Budget: Less than €100
- Dorm bed and domatio (Greek B&B): less than €60
- Meal at markets and street stalls: less than €15
- Double room in midrange hotel: €60–150
- Hearty meal at a local taverna: around €20
- Entrance fee for most sights: less than €15
Top End: More than €180
- Double room in top hotel: from €150
- Excellent dining, some accompanied by Michelin stars: €60–100
- Activity such as diving certification: around €400
- Cocktail: around €12
Bargaining is acceptable in flea markets and markets, but elsewhere you are expected to pay the stated price.
Debit and credit cards are accepted in cities, but elsewhere it's handy to have cash. Most towns have ATMs, but they may be out of order.
ATMs are found in every town large enough to support a bank and in almost all the tourist areas. If you have MasterCard or Visa, there are plenty of places to withdraw money. Cirrus and Maestro users can make withdrawals in all major towns and tourist areas.
Note that in small tourist villages, the only option may be a Euronet ATM (yellow and blue). These charge a €3.95 fee (compared to €2 to €3 at bank ATMs), and offer significantly worse exchange rates.
Be aware that many ATMs on the islands can lose their connection for a day or two at a time, making it impossible for anyone (locals included) to withdraw money. It's useful to have a backup source of money.
Automated foreign-exchange machines are common in major tourist areas. They take all major European currencies, Australian and US dollars and Japanese yen, and are useful in an emergency, although they charge a hefty commission.

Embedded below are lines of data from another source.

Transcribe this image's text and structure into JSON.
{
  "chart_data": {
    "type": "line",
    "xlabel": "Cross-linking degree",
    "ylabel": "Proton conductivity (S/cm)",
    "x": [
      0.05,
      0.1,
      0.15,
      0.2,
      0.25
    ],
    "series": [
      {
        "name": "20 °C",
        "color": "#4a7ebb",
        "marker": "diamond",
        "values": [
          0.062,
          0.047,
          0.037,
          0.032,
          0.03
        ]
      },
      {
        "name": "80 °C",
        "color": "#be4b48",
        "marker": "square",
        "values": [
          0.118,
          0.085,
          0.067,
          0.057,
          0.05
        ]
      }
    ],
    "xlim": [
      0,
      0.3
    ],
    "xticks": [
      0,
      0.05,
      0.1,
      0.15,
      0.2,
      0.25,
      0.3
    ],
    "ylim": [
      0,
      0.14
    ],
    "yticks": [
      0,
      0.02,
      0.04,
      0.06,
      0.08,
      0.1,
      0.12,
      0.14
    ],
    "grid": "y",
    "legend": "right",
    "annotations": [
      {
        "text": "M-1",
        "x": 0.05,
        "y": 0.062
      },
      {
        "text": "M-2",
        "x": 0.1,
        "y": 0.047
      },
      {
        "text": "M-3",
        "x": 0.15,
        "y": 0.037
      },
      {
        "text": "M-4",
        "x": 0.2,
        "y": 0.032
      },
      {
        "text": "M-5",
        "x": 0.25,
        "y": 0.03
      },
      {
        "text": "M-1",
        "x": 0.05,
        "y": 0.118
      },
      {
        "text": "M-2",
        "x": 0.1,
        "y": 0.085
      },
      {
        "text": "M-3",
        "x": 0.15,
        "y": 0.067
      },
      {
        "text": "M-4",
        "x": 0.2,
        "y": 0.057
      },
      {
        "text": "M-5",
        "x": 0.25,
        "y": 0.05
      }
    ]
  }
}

Be warned that many card companies can put an automatic block on your card after your first withdrawal abroad, as an antifraud mechanism. To avoid this happening, inform your bank of your travel plans.
Nothing beats cash for convenience – or for risk. If you lose cash, it's gone for good. It's best to carry no more cash than you need for the next few days. It's also a good idea to set aside a small amount, say €100, as an emergency stash.
Note that Greek shopkeepers and small-business owners sometimes don't have small change. When buying small items it is better to tender coins or small-denomination notes.
Credit cards are an accepted part of the commercial scene in Greece. In fact, since 2018 (as part of the 'management' of the financial crisis) Greeks aged below 65 and earning an income have been required by law to have a credit card. As a result, hotels and commercial ventures must be able to process them.
The main credit cards are MasterCard and Visa, both of which are widely accepted. They can also be used as cash cards to draw cash from the ATMs of affiliated Greek banks. Daily withdrawal limits are set by the issuing bank and are given in local currency only (though you may be given the opportunity to accept or decline a fixed exchange rate of your home currency).
For current exchange rates see www.xe.com.
- Restaurants Tipping is not traditionally the culture in Greece, though it is appreciated. Locals tend to leave a few coins. Depending on where you are, you can round it up or leave around 10%.
- Taxis Round up the fare. There's a small fee for handling bags; this is an official charge, not a tip.
- Bellhops Bellhops in hotels appreciate a small gratuity of around €1.